Hi there I have had my pacman frog since July and during the summer it was hot enough in my room for him but now it's getting into winter I need to think about extra heat. I was considering a blue or red bulb but he is an albino so I'm just checking if that's safe?

Many thanks 
Harry


----------



## jasonm96 (Aug 30, 2015)

I'm not entirely sure but I have seen people use them and even the normal heat lamps for albinos, I think it's UV that burns them. I use a 50w infrared with my normal one but they dry the substrate out, putting a layer of sphagnum moss will help keep humidity up. On the alternative a heat mat on the side or a ceramic heat emitter could be used. Sorry I cant be of any more help. 

Jason


----------



## Johnwreptiles (Aug 25, 2015)

Hi,

I keep an adult albino horned frog in a 45x45x30 exo terra, and I too had this problem with winter. It isn't just specifically uv lighting that hurts there eyes, it can be bright leds, flurocents, anything, it all depends on the intensity of the light. So there's two options you have here, and it all depends on the size of your tank. I used a heat mat for the winter and the temps were normal again (this would be what I reccomend). However if you have a canopy or anything then I would reccomend using a low wattage heat bulb, something that primarily gives off heat and only a low amount of light. The small exo terra heat bulbs are quite good for this, but this again depends on the size off your tank. Or better still use both! This then means you can recreate the 12 hour cycle of light for the frog but continue the warm temps with a slight dip at night time. 

However be warned too watch your humidity levels and extra care and attention will be needed when usunig bulbs with amphibians as it dries them out quicker. More misting is the answer!

Hope this was some help to you, pm me if you I can help with anything else.

John


----------



## Sajuuk khar (Aug 19, 2015)

I have tried many heating methods. Under tank heat pad, over head blue and red lights, both help but sometimes are not enough, and the lights dry out the substrate a lot.

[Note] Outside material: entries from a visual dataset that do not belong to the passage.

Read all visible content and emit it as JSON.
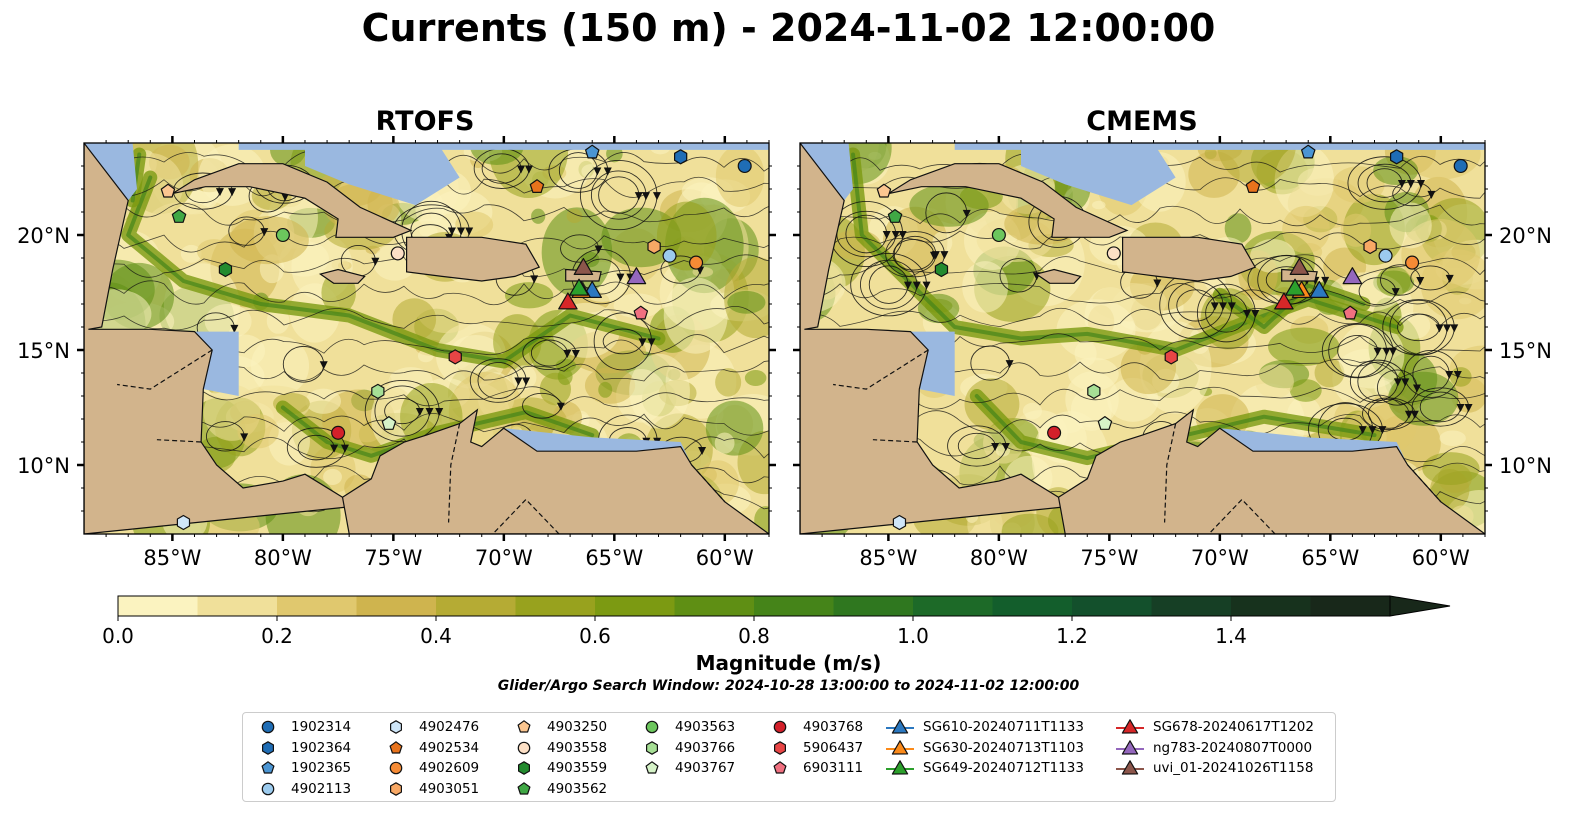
{
  "title": "Currents (150 m) - 2024-11-02 12:00:00",
  "panels": [
    {
      "title": "RTOFS",
      "side": "left"
    },
    {
      "title": "CMEMS",
      "side": "right"
    }
  ],
  "map_axes": {
    "lon_ticks": [
      "85°W",
      "80°W",
      "75°W",
      "70°W",
      "65°W",
      "60°W"
    ],
    "lat_ticks": [
      "20°N",
      "15°N",
      "10°N"
    ],
    "lon_range": [
      -89,
      -58
    ],
    "lat_range": [
      7,
      24
    ]
  },
  "colorbar": {
    "label": "Magnitude (m/s)",
    "ticks": [
      "0.0",
      "0.2",
      "0.4",
      "0.6",
      "0.8",
      "1.0",
      "1.2",
      "1.4"
    ],
    "range": [
      0,
      1.6
    ],
    "extend": "max",
    "colors": [
      "#fbf3c0",
      "#f0e09a",
      "#e0c86e",
      "#cfb44e",
      "#b5ab34",
      "#98a21e",
      "#7c9a12",
      "#5f8f14",
      "#458419",
      "#2f771f",
      "#1d6a28",
      "#135e2c",
      "#13502c",
      "#163f25",
      "#17321d",
      "#18281a"
    ]
  },
  "search_window": "Glider/Argo Search Window: 2024-10-28 13:00:00 to 2024-11-02 12:00:00",
  "colors": {
    "land": "#d2b48c",
    "water": "#9ab8e0"
  },
  "legend": [
    {
      "label": "1902314",
      "marker": "circle",
      "color": "#1f6db5"
    },
    {
      "label": "1902364",
      "marker": "hexagon",
      "color": "#1f6db5"
    },
    {
      "label": "1902365",
      "marker": "pentagon",
      "color": "#4b95d3"
    },
    {
      "label": "4902113",
      "marker": "circle",
      "color": "#9ccbee"
    },
    {
      "label": "4902476",
      "marker": "hexagon",
      "color": "#cfe6f8"
    },
    {
      "label": "4902534",
      "marker": "pentagon",
      "color": "#e8731c"
    },
    {
      "label": "4902609",
      "marker": "circle",
      "color": "#f68b35"
    },
    {
      "label": "4903051",
      "marker": "hexagon",
      "color": "#f8a865"
    },
    {
      "label": "4903250",
      "marker": "pentagon",
      "color": "#fbc690"
    },
    {
      "label": "4903558",
      "marker": "circle",
      "color": "#fde0c6"
    },
    {
      "label": "4903559",
      "marker": "hexagon",
      "color": "#238b2f"
    },
    {
      "label": "4903562",
      "marker": "pentagon",
      "color": "#40a845"
    },
    {
      "label": "4903563",
      "marker": "circle",
      "color": "#6cc65d"
    },
    {
      "label": "4903766",
      "marker": "hexagon",
      "color": "#a6df95"
    },
    {
      "label": "4903767",
      "marker": "pentagon",
      "color": "#d6f3c8"
    },
    {
      "label": "4903768",
      "marker": "circle",
      "color": "#d3202a"
    },
    {
      "label": "5906437",
      "marker": "hexagon",
      "color": "#e84545"
    },
    {
      "label": "6903111",
      "marker": "pentagon",
      "color": "#f07080"
    },
    {
      "label": "SG610-20240711T1133",
      "marker": "triangle",
      "color": "#2b78c0"
    },
    {
      "label": "SG630-20240713T1103",
      "marker": "triangle",
      "color": "#fb8a1a"
    },
    {
      "label": "SG649-20240712T1133",
      "marker": "triangle",
      "color": "#2ca02c"
    },
    {
      "label": "SG678-20240617T1202",
      "marker": "triangle",
      "color": "#d62728"
    },
    {
      "label": "ng783-20240807T0000",
      "marker": "triangle",
      "color": "#9467bd"
    },
    {
      "label": "uvi_01-20241026T1158",
      "marker": "triangle",
      "color": "#8c564b"
    }
  ],
  "platform_positions": [
    {
      "id": "1902314",
      "rtofs": [
        -59.1,
        23.0
      ],
      "cmems": [
        -59.1,
        23.0
      ]
    },
    {
      "id": "1902364",
      "rtofs": [
        -62.0,
        23.4
      ],
      "cmems": [
        -62.0,
        23.4
      ]
    },
    {
      "id": "1902365",
      "rtofs": [
        -66.0,
        23.6
      ],
      "cmems": [
        -66.0,
        23.6
      ]
    },
    {
      "id": "4902113",
      "rtofs": [
        -62.5,
        19.1
      ],
      "cmems": [
        -62.5,
        19.1
      ]
    },
    {
      "id": "4902476",
      "rtofs": [
        -84.5,
        7.5
      ],
      "cmems": [
        -84.5,
        7.5
      ]
    },
    {
      "id": "4902534",
      "rtofs": [
        -68.5,
        22.1
      ],
      "cmems": [
        -68.5,
        22.1
      ]
    },
    {
      "id": "4902609",
      "rtofs": [
        -61.3,
        18.8
      ],
      "cmems": [
        -61.3,
        18.8
      ]
    },
    {
      "id": "4903051",
      "rtofs": [
        -63.2,
        19.5
      ],
      "cmems": [
        -63.2,
        19.5
      ]
    },
    {
      "id": "4903250",
      "rtofs": [
        -85.2,
        21.9
      ],
      "cmems": [
        -85.2,
        21.9
      ]
    },
    {
      "id": "4903558",
      "rtofs": [
        -74.8,
        19.2
      ],
      "cmems": [
        -74.8,
        19.2
      ]
    },
    {
      "id": "4903559",
      "rtofs": [
        -82.6,
        18.5
      ],
      "cmems": [
        -82.6,
        18.5
      ]
    },
    {
      "id": "4903562",
      "rtofs": [
        -84.7,
        20.8
      ],
      "cmems": [
        -84.7,
        20.8
      ]
    },
    {
      "id": "4903563",
      "rtofs": [
        -80.0,
        20.0
      ],
      "cmems": [
        -80.0,
        20.0
      ]
    },
    {
      "id": "4903766",
      "rtofs": [
        -75.7,
        13.2
      ],
      "cmems": [
        -75.7,
        13.2
      ]
    },
    {
      "id": "4903767",
      "rtofs": [
        -75.2,
        11.8
      ],
      "cmems": [
        -75.2,
        11.8
      ]
    },
    {
      "id": "4903768",
      "rtofs": [
        -77.5,
        11.4
      ],
      "cmems": [
        -77.5,
        11.4
      ]
    },
    {
      "id": "5906437",
      "rtofs": [
        -72.2,
        14.7
      ],
      "cmems": [
        -72.2,
        14.7
      ]
    },
    {
      "id": "6903111",
      "rtofs": [
        -63.8,
        16.6
      ],
      "cmems": [
        -64.1,
        16.6
      ]
    },
    {
      "id": "SG610-20240711T1133",
      "rtofs": [
        -66.0,
        17.6
      ],
      "cmems": [
        -65.5,
        17.6
      ]
    },
    {
      "id": "SG630-20240713T1103",
      "rtofs": [
        -66.5,
        17.6
      ],
      "cmems": [
        -66.3,
        17.6
      ]
    },
    {
      "id": "SG649-20240712T1133",
      "rtofs": [
        -66.6,
        17.7
      ],
      "cmems": [
        -66.6,
        17.7
      ]
    },
    {
      "id": "SG678-20240617T1202",
      "rtofs": [
        -67.1,
        17.1
      ],
      "cmems": [
        -67.1,
        17.1
      ]
    },
    {
      "id": "ng783-20240807T0000",
      "rtofs": [
        -64.0,
        18.2
      ],
      "cmems": [
        -64.0,
        18.2
      ]
    },
    {
      "id": "uvi_01-20241026T1158",
      "rtofs": [
        -66.4,
        18.6
      ],
      "cmems": [
        -66.4,
        18.6
      ]
    }
  ]
}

So what I ended up doing is getting a heating dish for my room. I leave it on low during the day to keep the temps at about 80 - 81 and I turn it off at night and the temps go down to about 73, but I have the under tank heat pad set to 75 in one side of the tank.

Now I only use the blue and red lights to observe the frog at night, not for heating. Seems to work good for me.

However the draw backs is you have to heat your whole room instead of just the tank and you use electricity from the heater.


----------



## jasonm96 (Aug 30, 2015)

My overall favorite way to heat these guys is by a heat lamp, either infrared for 24/7 or a daytime heat lamp for day and a wall mounted heat mat for night. I;ve used to use a heat mat for a 24 hour source of heating but since switching to bulbs I've noticed a huge difference in feeding response

If you're having problems with humidity sphagnum moss really keeps the humidity up but you'll need to tong feed but it's better to do that anyway. There's also fogger systems or reptile water falls that help as well.


----------